2006-08-10 09:07:56 | 社会
自由経済が社会全体に富をもたらす(もしくはみんなの生活をある程度良くする)って話が詭弁じゃないか?っていうのは,だいぶ前からわたしも日記に書いていて,今更な感じもする反面,なかなかすっきりとした答えが見つからない難しい問題とも言えます。まぁ,それでもまだグローバリズムや民主主義や自由主義がいいという人達も多いので,警鐘をならすという意味では,書き続けるっていうのは意味があるのか…と。

今回は,分裂勘違い君劇場さんがNHK特集を見ての教訓とか,それをリンクしての,雑種路線でいこうさんの「資本主義にせよ民主主義にせよ次善の正義でしかない」っていう辺りは,まぁおもしろく読めます。
ただ,この問題はわたしはむしろ西洋が民主化した辺りから始まる200年以上前からの問題だと思うので,弾さんが「富2.0」とかいう新しい概念を持ってくるって辺りになると,ちょっと引っ掛かります。まぁ200年来の問題を「2.0」で何とかなるっていうのもありかとは思うけど,そこまでわたしは「2.0」に期待してないというか…。
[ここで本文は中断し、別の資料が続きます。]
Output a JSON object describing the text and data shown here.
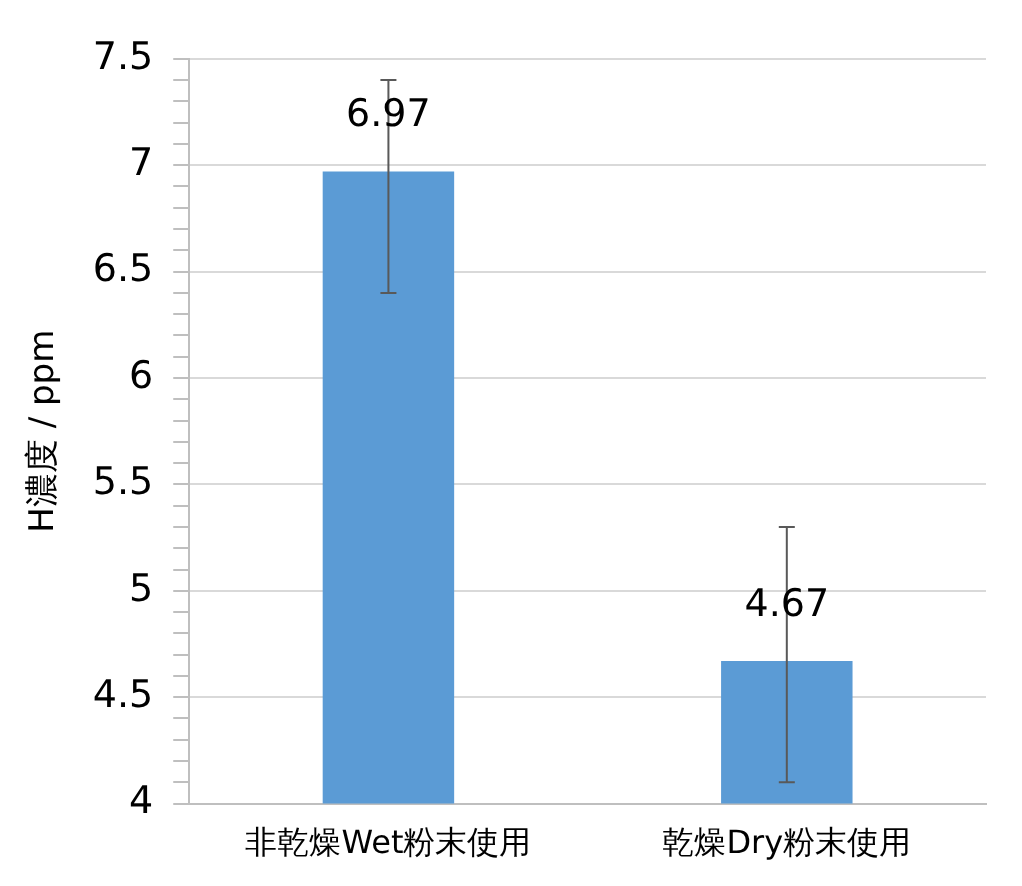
{
  "chart_data": {
    "type": "bar",
    "ylabel": "H濃度 / ppm",
    "categories": [
      "非乾燥Wet粉末使用",
      "乾燥Dry粉末使用"
    ],
    "values": [
      6.97,
      4.67
    ],
    "color": "#5b9bd5",
    "errors": [
      [
        6.4,
        7.4
      ],
      [
        4.1,
        5.3
      ]
    ],
    "data_labels": true,
    "ylim": [
      4,
      7.5
    ],
    "yticks": [
      4,
      {
        "value": 4.1,
        "label": null
      },
      {
        "value": 4.2,
        "label": null
      },
      {
        "value": 4.3,
        "label": null
      },
      {
        "value": 4.4,
        "label": null
      },
      4.5,
      {
        "value": 4.6,
        "label": null
      },
      {
        "value": 4.7,
        "label": null
      },
      {
        "value": 4.8,
        "label": null
      },
      {
        "value": 4.9,
        "label": null
      },
      5,
      {
        "value": 5.1,
        "label": null
      },
      {
        "value": 5.2,
        "label": null
      },
      {
        "value": 5.3,
        "label": null
      },
      {
        "value": 5.4,
        "label": null
      },
      5.5,
      {
        "value": 5.6,
        "label": null
      },
      {
        "value": 5.7,
        "label": null
      },
      {
        "value": 5.8,
        "label": null
      },
      {
        "value": 5.9,
        "label": null
      },
      6,
      {
        "value": 6.1,
        "label": null
      },
      {
        "value": 6.2,
        "label": null
      },
      {
        "value": 6.3,
        "label": null
      },
      {
        "value": 6.4,
        "label": null
      },
      6.5,
      {
        "value": 6.6,
        "label": null
      },
      {
        "value": 6.7,
        "label": null
      },
      {
        "value": 6.8,
        "label": null
      },
      {
        "value": 6.9,
        "label": null
      },
      7,
      {
        "value": 7.1,
        "label": null
      },
      {
        "value": 7.2,
        "label": null
      },
      {
        "value": 7.3,
        "label": null
      },
      {
        "value": 7.4,
        "label": null
      },
      7.5
    ],
    "grid": "y"
  }
}
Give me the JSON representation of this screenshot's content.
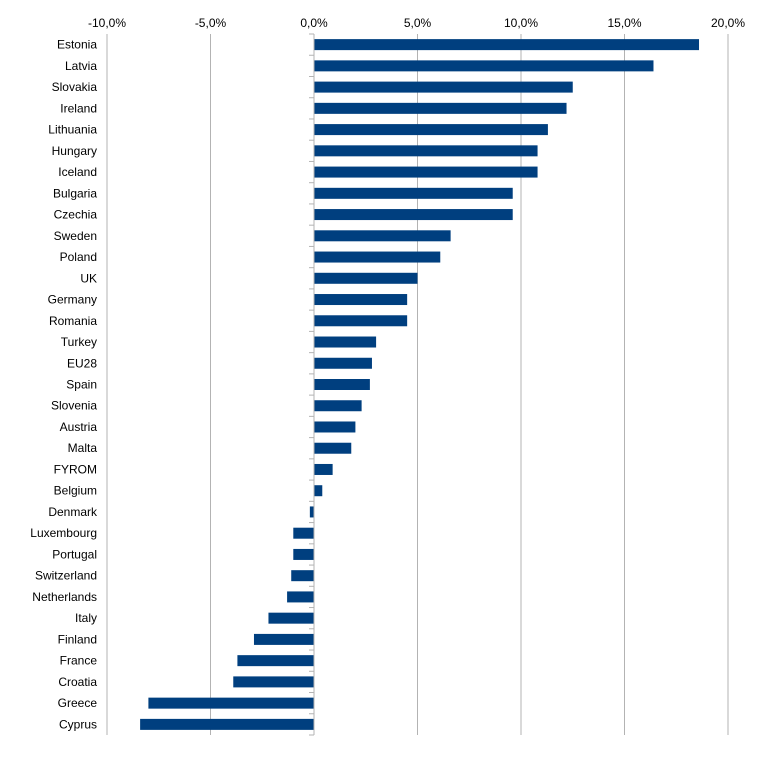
{
  "chart_data": {
    "type": "bar",
    "orientation": "horizontal",
    "title": "",
    "xlabel": "",
    "ylabel": "",
    "xlim": [
      -10,
      20
    ],
    "x_ticks": [
      -10,
      -5,
      0,
      5,
      10,
      15,
      20
    ],
    "x_tick_labels": [
      "-10,0%",
      "-5,0%",
      "0,0%",
      "5,0%",
      "10,0%",
      "15,0%",
      "20,0%"
    ],
    "x_axis_position": "top",
    "grid": true,
    "legend": "none",
    "bar_color": "#003f7f",
    "categories": [
      "Estonia",
      "Latvia",
      "Slovakia",
      "Ireland",
      "Lithuania",
      "Hungary",
      "Iceland",
      "Bulgaria",
      "Czechia",
      "Sweden",
      "Poland",
      "UK",
      "Germany",
      "Romania",
      "Turkey",
      "EU28",
      "Spain",
      "Slovenia",
      "Austria",
      "Malta",
      "FYROM",
      "Belgium",
      "Denmark",
      "Luxembourg",
      "Portugal",
      "Switzerland",
      "Netherlands",
      "Italy",
      "Finland",
      "France",
      "Croatia",
      "Greece",
      "Cyprus"
    ],
    "values": [
      18.6,
      16.4,
      12.5,
      12.2,
      11.3,
      10.8,
      10.8,
      9.6,
      9.6,
      6.6,
      6.1,
      5.0,
      4.5,
      4.5,
      3.0,
      2.8,
      2.7,
      2.3,
      2.0,
      1.8,
      0.9,
      0.4,
      -0.2,
      -1.0,
      -1.0,
      -1.1,
      -1.3,
      -2.2,
      -2.9,
      -3.7,
      -3.9,
      -8.0,
      -8.4
    ]
  }
}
わたしが思うには西洋の資本主義自由主義民主主義をそれ以外(第三世界)に適用するときに,おんなじ様には考えられないのだと思います。西洋での流れは,王権主義から商業・工業の発達で経済人が経済力を持ち権力を脅かすという流れで,いかにスムーズに社会構造を変え彼ら(旧来の権力者)の地位を護るかの改革でした。その結果国内にある貧困層を海外に押し付けたのが植民地主義でしょう。
第三社会はそうじゃありません。国内の商業・工業階級が台頭する前に,まず西洋から押し付けられたイビツな経済構造があります。だから一旦自由経済を否定してないとその搾取構造を分解できない。…というのをやってるのがラテンアメリカ…って事になるのではないでしょうか?。
ちなみに西洋で商人が力を持ったのはわかりますが,市民が力を持ったのは何かというと,やはり知識だと思う。市民がある程度の教育水準を持つことが民主主義には必須であり,それができない場合は,これまでのような(民主主義という名の)傀儡政権か,今産まれつつある賢人(独裁)政権ってことなんでしょう。第三社会が最終的に(自立した)民主主義になるかどうかは今のところわかりません。そもそも経済格差がないと自習経済に富は発生しないのでは?という疑問すらあります。

ふと思ったのですが,「階級社会~グローバリズムと不平等」という本を読んでいる人は意外に少ないのですかね?。これを読むとなぜ西洋で民主主義が起きたか?その中に巧妙に仕組まれている階級社会っていうのが良くわかるのですが…。
ちなみに日本はあらゆる意味で例外的に民主化されたのだと思います。だから,よく「日本のようになれ」っていう合言葉を聞きますが,多分参考にならないと…。